Another example of a Newsom veto inconsistent with his earlier writings involved Assembly Bill 339. AB 339 would have enhanced community engagement by requiring public meetings of city councils and county boards of supervisors to include options for people to participate online or by telephone, as they were able to do during the pandemic. Opposition from local governments forced the bill to be narrowed to include what was apparently the poison pill, that it would only apply to cities and counties with more than 250,000 residents.

Newsom vetoed the bill, stating it would “set a precedent of tying public access requirements to the population of jurisdictions” but also that the bill “limits flexibility and increases costs for the affected local jurisdictions trying to manage their meetings.”

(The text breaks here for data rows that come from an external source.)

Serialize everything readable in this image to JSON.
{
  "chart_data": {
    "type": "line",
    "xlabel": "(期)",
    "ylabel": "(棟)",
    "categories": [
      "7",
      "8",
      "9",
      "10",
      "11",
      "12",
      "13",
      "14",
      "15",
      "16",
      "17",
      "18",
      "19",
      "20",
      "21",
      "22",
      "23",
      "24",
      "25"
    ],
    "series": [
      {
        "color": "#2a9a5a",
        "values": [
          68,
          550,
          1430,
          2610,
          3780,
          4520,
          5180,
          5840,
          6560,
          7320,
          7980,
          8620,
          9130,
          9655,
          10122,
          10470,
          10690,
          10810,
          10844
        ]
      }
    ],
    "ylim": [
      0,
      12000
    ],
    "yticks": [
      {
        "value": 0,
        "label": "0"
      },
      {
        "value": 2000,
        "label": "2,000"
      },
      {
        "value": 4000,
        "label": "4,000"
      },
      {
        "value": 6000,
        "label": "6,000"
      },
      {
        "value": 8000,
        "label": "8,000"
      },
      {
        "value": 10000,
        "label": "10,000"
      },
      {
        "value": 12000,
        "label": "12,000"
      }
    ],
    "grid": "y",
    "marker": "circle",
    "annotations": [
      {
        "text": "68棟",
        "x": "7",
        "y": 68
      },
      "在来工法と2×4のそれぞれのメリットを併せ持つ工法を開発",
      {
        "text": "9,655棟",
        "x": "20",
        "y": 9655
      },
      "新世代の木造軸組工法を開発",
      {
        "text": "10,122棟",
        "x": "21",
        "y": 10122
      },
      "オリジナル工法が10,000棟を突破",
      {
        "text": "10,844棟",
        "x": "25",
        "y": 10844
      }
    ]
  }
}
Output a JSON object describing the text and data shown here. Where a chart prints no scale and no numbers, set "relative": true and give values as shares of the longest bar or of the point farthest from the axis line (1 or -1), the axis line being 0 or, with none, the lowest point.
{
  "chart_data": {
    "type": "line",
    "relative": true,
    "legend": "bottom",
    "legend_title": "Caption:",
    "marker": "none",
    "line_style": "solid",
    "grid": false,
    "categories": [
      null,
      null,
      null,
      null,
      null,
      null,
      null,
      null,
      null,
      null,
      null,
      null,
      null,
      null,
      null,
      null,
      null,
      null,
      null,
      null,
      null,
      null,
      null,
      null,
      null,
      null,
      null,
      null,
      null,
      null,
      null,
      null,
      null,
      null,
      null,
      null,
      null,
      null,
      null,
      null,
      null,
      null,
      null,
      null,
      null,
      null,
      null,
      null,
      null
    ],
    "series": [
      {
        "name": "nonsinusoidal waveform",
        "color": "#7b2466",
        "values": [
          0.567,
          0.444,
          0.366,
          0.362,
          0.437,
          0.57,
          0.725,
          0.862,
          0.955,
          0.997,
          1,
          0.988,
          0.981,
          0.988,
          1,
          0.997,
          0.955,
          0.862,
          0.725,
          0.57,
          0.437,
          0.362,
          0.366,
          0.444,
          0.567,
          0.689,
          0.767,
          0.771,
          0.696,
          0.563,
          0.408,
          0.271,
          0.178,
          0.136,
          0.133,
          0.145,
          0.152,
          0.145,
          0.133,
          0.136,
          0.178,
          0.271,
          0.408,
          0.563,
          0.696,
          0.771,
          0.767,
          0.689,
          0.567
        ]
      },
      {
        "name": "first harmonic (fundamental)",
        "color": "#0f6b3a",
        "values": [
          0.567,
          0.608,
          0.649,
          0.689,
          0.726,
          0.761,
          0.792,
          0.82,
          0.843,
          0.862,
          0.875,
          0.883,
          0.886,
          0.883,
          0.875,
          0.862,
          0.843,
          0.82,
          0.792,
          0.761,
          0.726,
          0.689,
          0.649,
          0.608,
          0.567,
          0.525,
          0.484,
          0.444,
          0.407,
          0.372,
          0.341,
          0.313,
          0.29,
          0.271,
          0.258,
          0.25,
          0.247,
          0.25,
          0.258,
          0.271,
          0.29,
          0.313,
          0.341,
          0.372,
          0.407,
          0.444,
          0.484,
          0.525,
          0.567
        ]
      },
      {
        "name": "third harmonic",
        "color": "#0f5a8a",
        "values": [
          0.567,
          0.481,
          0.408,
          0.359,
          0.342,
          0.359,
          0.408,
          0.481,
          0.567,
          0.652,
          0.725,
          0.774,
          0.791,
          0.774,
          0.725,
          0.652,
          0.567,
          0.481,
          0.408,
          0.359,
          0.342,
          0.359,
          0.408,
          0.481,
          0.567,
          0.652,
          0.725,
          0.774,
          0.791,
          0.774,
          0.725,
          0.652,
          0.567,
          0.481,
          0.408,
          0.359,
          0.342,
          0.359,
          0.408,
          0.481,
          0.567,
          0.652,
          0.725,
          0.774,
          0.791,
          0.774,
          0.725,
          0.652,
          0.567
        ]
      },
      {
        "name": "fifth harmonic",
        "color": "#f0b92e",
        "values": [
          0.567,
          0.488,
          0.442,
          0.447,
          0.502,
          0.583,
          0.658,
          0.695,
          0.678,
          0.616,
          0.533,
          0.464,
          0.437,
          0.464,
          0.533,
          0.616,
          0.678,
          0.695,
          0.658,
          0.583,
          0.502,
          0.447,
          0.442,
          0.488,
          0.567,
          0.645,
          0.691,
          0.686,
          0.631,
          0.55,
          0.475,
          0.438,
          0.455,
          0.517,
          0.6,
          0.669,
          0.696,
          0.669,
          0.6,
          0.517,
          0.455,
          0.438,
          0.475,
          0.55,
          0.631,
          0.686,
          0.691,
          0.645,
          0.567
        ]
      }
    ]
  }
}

Government was able to master the technology during the pandemic, but to allow people who would otherwise be unable to make it down to city hall or the county office on a weekday and sit through five hours of interlocution before being allowed to make their three-minute-or-less comment was simply asking too much.

Regrettably, these two vetoes reflect only the latest examples of California’s opposition to technological innovation. Exhibit A to this inexplicable resistance is, of course, the billions of dollars that were lost to EDD fraud. Years of auditor’s reports highlighted the technological and procedural issues at the unemployment office, but the governor, his predecessor, and the Legislature chose to act only after the horse was out of the barn.

Nor did they act on the DMV, where Californians were made to suffer through long lines and out-of-date technology until the revelation of a secret DMV office for VIPs near the state Capitol embarrassed the governor and Legislature into action.

The argument that California doesn’t have the public resources to invest in technology that makes paying property taxes easier or increases public participation in local government simply doesn’t wash. Certainly not while we’re still spending billions on a bullet train to nowhere. That project might have been a technological triumph when Leland Stanford was governor, but not Gov. Newsom, the technocrat who wasn’t.

Jon Coupal is president of the Howard Jarvis Taxpayers Association.